Inês Bogéa fala sobre a temporada de São Paulo Companhia de Dança
Para Inês Bogéa, na dança, vivenciamos um diálogo sem palavras, em que cada gesto é uma frase carregada de significado. Confira sua entrevista a L’Officiel
A nova temporada da São Paulo Companhia de Dança, no Teatro Sergio Cardoso, ocorrerá com três programas. “Tornar visível o invisível” foi inspirada na frase de Orhan Pamuk, escritor e professor, prêmio Nobel de literatura: “O amor é a capacidade de tornar visível o invisível e o eterno desejo de sentir o invisível em nós próprios”. Para Inês Bogéa, na dança, vivenciamos um diálogo sem palavras, em que cada gesto, cada salto, cada pirueta é uma frase carregada de significado. “Ao assistir a um espetáculo, somos transportados para um espaço no qual o tempo externo parece suspender-se. Nós nos conectamos com várias emoções vivenciadas pelos artistas em diálogo com a plateia”, inicia sua conversa com a L’OFFICIEL.

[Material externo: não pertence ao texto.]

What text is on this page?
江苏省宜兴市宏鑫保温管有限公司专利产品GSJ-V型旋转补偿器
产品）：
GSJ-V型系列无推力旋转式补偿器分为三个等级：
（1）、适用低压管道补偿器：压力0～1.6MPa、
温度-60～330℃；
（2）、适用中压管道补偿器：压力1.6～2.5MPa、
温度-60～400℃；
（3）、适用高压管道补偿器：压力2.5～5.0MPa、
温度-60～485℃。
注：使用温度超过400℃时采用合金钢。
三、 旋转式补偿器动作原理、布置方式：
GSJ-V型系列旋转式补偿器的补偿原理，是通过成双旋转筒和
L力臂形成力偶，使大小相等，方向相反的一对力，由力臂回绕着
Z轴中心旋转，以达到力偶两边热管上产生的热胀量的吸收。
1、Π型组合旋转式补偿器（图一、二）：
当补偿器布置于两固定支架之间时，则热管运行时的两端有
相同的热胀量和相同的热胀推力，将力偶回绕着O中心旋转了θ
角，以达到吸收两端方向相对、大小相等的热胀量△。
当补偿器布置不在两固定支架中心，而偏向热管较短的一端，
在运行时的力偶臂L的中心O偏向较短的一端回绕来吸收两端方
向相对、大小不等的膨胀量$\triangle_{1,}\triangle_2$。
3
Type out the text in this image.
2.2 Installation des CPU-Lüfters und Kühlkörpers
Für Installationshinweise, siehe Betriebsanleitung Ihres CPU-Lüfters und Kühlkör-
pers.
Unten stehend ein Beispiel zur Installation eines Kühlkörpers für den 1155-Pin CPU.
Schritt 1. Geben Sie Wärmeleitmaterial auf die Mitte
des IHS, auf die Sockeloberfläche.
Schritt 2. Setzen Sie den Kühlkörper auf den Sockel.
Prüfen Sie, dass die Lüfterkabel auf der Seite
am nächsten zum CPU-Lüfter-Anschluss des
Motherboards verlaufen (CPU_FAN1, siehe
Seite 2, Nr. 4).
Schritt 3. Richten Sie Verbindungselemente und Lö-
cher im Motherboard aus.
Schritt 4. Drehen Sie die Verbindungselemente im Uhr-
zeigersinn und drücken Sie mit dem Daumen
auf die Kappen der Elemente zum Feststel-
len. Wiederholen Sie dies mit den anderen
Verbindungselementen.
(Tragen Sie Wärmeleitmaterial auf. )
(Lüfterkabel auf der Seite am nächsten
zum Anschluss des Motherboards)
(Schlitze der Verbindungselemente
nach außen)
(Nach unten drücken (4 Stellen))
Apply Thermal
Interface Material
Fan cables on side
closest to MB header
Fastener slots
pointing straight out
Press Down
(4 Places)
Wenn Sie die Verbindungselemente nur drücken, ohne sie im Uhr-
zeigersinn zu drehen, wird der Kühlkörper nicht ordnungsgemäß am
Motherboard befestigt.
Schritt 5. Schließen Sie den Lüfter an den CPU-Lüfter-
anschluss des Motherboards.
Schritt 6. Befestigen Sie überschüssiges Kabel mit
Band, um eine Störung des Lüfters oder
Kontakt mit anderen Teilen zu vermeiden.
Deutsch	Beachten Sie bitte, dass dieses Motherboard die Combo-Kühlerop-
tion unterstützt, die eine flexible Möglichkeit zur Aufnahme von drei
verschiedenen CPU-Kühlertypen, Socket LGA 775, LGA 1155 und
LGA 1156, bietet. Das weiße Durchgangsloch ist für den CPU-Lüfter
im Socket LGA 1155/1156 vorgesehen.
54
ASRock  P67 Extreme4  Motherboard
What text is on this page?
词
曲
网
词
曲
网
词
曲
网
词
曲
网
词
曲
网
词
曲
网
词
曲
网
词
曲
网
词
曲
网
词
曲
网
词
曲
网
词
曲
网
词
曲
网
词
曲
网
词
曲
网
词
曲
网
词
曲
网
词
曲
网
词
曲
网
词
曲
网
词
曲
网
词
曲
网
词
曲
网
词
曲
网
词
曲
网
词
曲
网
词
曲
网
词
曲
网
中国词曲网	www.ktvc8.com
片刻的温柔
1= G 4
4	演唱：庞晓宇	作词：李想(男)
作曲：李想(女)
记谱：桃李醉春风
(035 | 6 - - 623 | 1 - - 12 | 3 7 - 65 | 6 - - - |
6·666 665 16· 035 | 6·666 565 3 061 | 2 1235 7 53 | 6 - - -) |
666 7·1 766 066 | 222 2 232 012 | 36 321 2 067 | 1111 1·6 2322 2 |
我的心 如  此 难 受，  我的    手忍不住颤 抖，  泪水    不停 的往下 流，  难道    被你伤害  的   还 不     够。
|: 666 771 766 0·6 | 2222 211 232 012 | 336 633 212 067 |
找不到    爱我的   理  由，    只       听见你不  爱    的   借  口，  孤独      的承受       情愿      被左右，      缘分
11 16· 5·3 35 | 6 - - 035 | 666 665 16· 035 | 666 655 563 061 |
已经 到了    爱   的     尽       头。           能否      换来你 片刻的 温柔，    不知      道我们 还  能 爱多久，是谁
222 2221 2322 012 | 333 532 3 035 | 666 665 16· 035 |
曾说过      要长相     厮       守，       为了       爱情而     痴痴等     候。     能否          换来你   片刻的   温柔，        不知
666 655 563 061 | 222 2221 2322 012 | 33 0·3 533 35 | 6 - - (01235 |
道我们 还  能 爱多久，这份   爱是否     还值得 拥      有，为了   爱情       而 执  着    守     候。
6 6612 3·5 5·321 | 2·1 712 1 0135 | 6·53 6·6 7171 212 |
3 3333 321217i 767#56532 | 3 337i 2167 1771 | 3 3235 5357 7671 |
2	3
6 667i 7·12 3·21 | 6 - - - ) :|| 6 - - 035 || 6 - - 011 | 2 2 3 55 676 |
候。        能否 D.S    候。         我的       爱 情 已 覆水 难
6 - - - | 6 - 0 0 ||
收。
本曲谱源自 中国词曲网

L’OFFICIEL Poderia explicar cada um dos programas?
INÊS BOGÉA Na primeira semana, as três obras – Le Chant du Rossignol, de Marco Goecke, Odisseia, de Joëlle Bouvier, e a estreia de Jomar Mesquita – falam da natureza, da vida e da morte; dos desafios dos migrantes que, com esperança, atravessam grandes distâncias em busca de melhores condições de vida; ou das emoções e sensações dos relacionamentos amorosos. Nas trilhas sonoras, Igor Stravinsky (1882-1971), fragmentos das Bachianas Brasileiras com a Paixão Segundo São Mateus, de Bach (1685-1750), a Melodia Sentimental, o poema Pátria Minha e diversas músicas populares brasileiras. Na segunda semana, duas peças sensíveis – Memória em Conta-Gotas, de Lili de Grammont, e Petrushka, de Goyo Monteiro – que abordam a crueza da violência cotidiana, buscando encontrar beleza e poesia mesmo nos sentimentos mais intensos e sombrios. A noite conta também com Gnawa, de Nacho Duato, uma peça que celebra a relação do ser humano com o universo por meio dos quatro elementos fundamentais. Gnawa é dançada pela SPCD desde 2009 e tem muito sucesso nos diversos países em que apresentamos essa coreografia. E, para finalizar o ano, teremos o impactante O Quebra-Nozes no Mundo dos Sonhos, uma releitura de Márcia Haydée que incorpora elementos da cultura brasileira, convidando a todos para uma jornada divertida pelo balé clássico, pelas danças urbanas e pela capoeira. Os programas são para todos os públicos que apreciam a dança e seus movimentos.
L’O A dança está cada vez mais próxima das pessoas, inclusive para promover a saúde mental por meio de uma atividade de lazer. Qual é a sua opinião sobre isso?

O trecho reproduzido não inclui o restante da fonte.